Contexte. Organisation musicale et choix des textes. Découpage et contenu.
Versions ?


1. Contexte

Das Lied von der Erde ("Le Chant de la Terre") n'a pas été numéroté comme neuvième symphonie, du fait de la superstition de la symphonie fatale, particulièrement autour de Beethoven. Or Mahler avait des problèmes de santé depuis très longtemps, il avait déjà failli mourir d'une hémorragie intestinale en 1901, alors qu'il venait de rencontrer Alma Schindler, sa future femme. Il avait également été très marqué par la disparition de sa petite fille, qu'il avait également "pressentie" dans ces Kindertotenlieder ("Chants pour les enfants morts") qui avaient fait frissonner Alma.



2. Organisation musicale et choix des textes

Cette oeuvre se compose de six grands tableaux qui constituent autant de lieder avec orchestre, mais bâtis sur un schéma plus symphonique que strophique. Le texte semble épouser une logique de développement orchestrale, plus que l'inverse. C'est pourquoi cette oeuvre est difficilement classable. Il s'agit plutôt, au sens strict, d'un cycle de lieder, mais la logique de sa conception est celle d'une symphonie vocale, à la manière également de la Symphonie Lyrique de Zemlinsky.
Ecrit pour ténor et contralto (ou baryton), l'ensemble fait systématiquement alterner l'un et l'autre ; cependant, la structure en est déséquilibrée au profit du dernier lied, le fameux Abschied ("L'Adieu"), qui occupe la moitié de l'heure occupée par l'ensemble.

Chaque lied se fonde sur un poème chinois du VIIIe siècle, ou plutôt sur la réception d'une traduction déjà susceptible d'être interrogée, tant le résultat semble apatride. Les textes en eux-mêmes ne sont pas, ainsi ballotés d'une langue et d'une civilisation à l'autre, d'une qualité et d'un intérêt invraisemblables.
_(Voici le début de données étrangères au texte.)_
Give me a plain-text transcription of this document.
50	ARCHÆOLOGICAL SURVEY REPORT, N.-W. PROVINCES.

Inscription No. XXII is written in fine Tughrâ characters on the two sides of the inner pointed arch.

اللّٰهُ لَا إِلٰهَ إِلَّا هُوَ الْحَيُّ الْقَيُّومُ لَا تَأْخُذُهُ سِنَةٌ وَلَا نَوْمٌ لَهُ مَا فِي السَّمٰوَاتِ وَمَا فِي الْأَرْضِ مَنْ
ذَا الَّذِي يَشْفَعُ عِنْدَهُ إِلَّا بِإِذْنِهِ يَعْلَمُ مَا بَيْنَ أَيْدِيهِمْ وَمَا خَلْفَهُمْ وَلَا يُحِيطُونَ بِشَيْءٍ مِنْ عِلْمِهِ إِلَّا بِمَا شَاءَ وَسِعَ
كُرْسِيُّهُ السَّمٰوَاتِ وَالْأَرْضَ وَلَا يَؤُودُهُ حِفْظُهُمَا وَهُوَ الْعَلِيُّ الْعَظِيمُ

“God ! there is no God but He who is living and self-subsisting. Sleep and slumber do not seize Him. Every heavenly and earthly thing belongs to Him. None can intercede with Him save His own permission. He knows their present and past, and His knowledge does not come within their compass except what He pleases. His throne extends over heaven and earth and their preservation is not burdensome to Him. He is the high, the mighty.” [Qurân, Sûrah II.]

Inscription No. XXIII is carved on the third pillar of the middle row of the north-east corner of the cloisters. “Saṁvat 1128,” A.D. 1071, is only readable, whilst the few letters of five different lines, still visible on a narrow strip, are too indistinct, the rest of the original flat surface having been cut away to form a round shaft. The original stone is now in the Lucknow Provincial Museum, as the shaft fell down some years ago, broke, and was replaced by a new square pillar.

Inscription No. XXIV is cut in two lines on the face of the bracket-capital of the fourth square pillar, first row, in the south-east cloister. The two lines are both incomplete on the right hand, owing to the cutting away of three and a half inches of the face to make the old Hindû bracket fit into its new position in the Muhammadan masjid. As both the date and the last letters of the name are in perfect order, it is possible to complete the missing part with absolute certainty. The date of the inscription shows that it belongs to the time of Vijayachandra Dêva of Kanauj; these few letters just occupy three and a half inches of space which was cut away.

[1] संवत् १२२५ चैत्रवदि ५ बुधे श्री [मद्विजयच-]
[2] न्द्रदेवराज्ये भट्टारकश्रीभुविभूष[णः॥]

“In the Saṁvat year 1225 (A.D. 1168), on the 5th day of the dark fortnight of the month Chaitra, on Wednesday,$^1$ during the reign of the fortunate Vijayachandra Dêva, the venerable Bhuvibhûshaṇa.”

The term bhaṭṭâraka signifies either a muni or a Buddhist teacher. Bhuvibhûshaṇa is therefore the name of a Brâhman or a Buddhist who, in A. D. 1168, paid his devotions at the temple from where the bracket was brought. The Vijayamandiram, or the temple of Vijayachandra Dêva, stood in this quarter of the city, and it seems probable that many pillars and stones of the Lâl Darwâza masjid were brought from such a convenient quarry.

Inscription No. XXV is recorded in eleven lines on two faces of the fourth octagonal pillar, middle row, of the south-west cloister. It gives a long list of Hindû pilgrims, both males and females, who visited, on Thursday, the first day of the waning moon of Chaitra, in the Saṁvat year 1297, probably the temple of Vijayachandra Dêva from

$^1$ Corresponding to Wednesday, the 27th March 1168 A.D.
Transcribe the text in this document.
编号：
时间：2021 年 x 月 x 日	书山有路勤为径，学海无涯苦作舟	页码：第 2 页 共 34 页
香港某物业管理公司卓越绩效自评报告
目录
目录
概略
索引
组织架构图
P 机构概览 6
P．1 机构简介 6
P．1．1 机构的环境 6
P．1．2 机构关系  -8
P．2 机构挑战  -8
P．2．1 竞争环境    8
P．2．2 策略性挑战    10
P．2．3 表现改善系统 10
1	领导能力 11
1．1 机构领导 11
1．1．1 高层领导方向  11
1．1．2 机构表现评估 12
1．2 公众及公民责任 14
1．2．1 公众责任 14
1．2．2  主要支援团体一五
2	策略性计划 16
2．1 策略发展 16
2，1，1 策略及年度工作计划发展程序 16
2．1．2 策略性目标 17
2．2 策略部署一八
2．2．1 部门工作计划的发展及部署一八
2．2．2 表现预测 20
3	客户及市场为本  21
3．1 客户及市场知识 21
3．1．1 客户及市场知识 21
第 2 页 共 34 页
Le traitement musical, en revanche, en est remarquable.



3. Découpage et contenu

1) Das Trinklied vom Jammer der Erde ("Le Chant à boire de la misère de la Terre") présente des sonorités straussiennes, tant dans l'orchestration que dans ses rythmiques retorses, et le ténor qui braille une douleur faussement jubilatoire.

2) Der Einsame im Herbst ("Le Solitaire au Printemps"), un chant de sommeil et de déréliction, constitue le mouvement lent de l'ensemble, sans le serpentement et les tensions habituels chez Mahler - sans doute en raison des nécessités du traitement vocal, mais on se situe ainsi plutôt du côté de la triste et douce paix de la Neuvième Symphonie.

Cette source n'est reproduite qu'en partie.